H.264 is an open standard under the accepted definition of what an open standard is. The W3C patent policy doesn't change that and the fact that they have decided not to specify codecs makes it entirely irrelevant since there will be no standard codec.
It's pretty amazing how you keep attacking Google for something irrelevant like Google Books. Using your logic, Apple would be a willful violator and hater of open web standards, since it has cockblocked the W3C Widgets standard at least twice because it allegedly infringed on Apple patents.
It's entirely to the point. Google has shown that it is an outlaw company that does not respect intellectual property law. Therefore, they cannot be trusted when they say something doesn't violate that law: they claim nothing they do violates the law and they've misled the public on it in cases where they were clearly in violation of the law. Simply, they have no credibility left.

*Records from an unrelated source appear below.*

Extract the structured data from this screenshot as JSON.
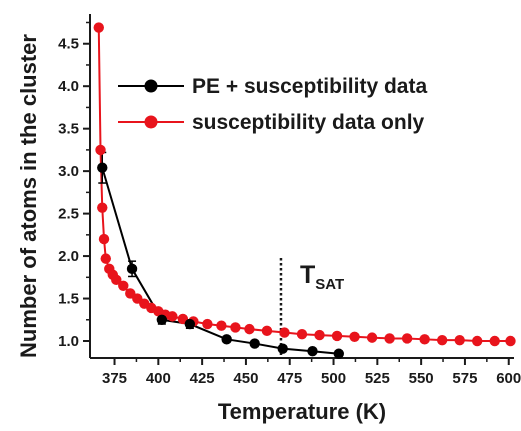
{
  "chart_data": {
    "type": "line",
    "title": "",
    "xlabel": "Temperature (K)",
    "ylabel": "Number of atoms in the cluster",
    "xlim": [
      361,
      603
    ],
    "ylim": [
      0.8,
      4.85
    ],
    "xticks": [
      375,
      400,
      425,
      450,
      475,
      500,
      525,
      550,
      575,
      600
    ],
    "yticks": [
      1.0,
      1.5,
      2.0,
      2.5,
      3.0,
      3.5,
      4.0,
      4.5
    ],
    "x_tick_labels": [
      "375",
      "400",
      "425",
      "450",
      "475",
      "500",
      "525",
      "550",
      "575",
      "600"
    ],
    "y_tick_labels": [
      "1.0",
      "1.5",
      "2.0",
      "2.5",
      "3.0",
      "3.5",
      "4.0",
      "4.5"
    ],
    "grid": false,
    "legend_position": "top-right",
    "series": [
      {
        "name": "PE + susceptibility data",
        "color": "#000000",
        "marker": "circle",
        "x": [
          368,
          385,
          402,
          418,
          439,
          455,
          471,
          488,
          503
        ],
        "y": [
          3.04,
          1.85,
          1.25,
          1.2,
          1.02,
          0.97,
          0.91,
          0.88,
          0.85
        ],
        "yerr": [
          0.18,
          0.09,
          0.05,
          0.05,
          0.03,
          0.03,
          0.03,
          0.03,
          0.03
        ]
      },
      {
        "name": "susceptibility data only",
        "color": "#e8141c",
        "marker": "circle",
        "x": [
          366,
          367,
          368,
          369,
          370,
          372,
          374,
          376,
          380,
          384,
          388,
          392,
          396,
          400,
          404,
          408,
          414,
          420,
          428,
          436,
          444,
          452,
          462,
          472,
          482,
          492,
          502,
          512,
          522,
          532,
          542,
          552,
          562,
          572,
          582,
          592,
          601
        ],
        "y": [
          4.69,
          3.25,
          2.57,
          2.2,
          1.97,
          1.85,
          1.78,
          1.72,
          1.65,
          1.56,
          1.5,
          1.44,
          1.39,
          1.35,
          1.31,
          1.29,
          1.26,
          1.23,
          1.2,
          1.18,
          1.16,
          1.14,
          1.12,
          1.1,
          1.08,
          1.07,
          1.06,
          1.05,
          1.04,
          1.03,
          1.03,
          1.02,
          1.01,
          1.01,
          1.0,
          1.0,
          1.0
        ]
      }
    ],
    "annotations": [
      {
        "text": "T",
        "subscript": "SAT",
        "x_line": 470
      }
    ]
  }
}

W3C Widgets have no bearing on that issue, which you clearly either don't understand or wish to dance around by bringing in irrelevant side topics to confuse the issue.
No, what promotes an open web is to not allow companies like Microsoft (IE), Adobe (Flash) and Google (where to begin, but WebM in this instance) exercise control over the technology and data of the Web. H.264, which is an open standard, no matter how many times you deny that it is, that promotes an open Web, and has been embraced by an open Web. WebM is nothing but a power play by Google to control the Web, and make it less open, less free, and more their private property. Interestingly, sabotaging the open Web with WebM fits nicely into the strategy they revealed when they conspired with Verizon to sabotage net neutrality. Part of a pattern and entirely relevant to the discussion.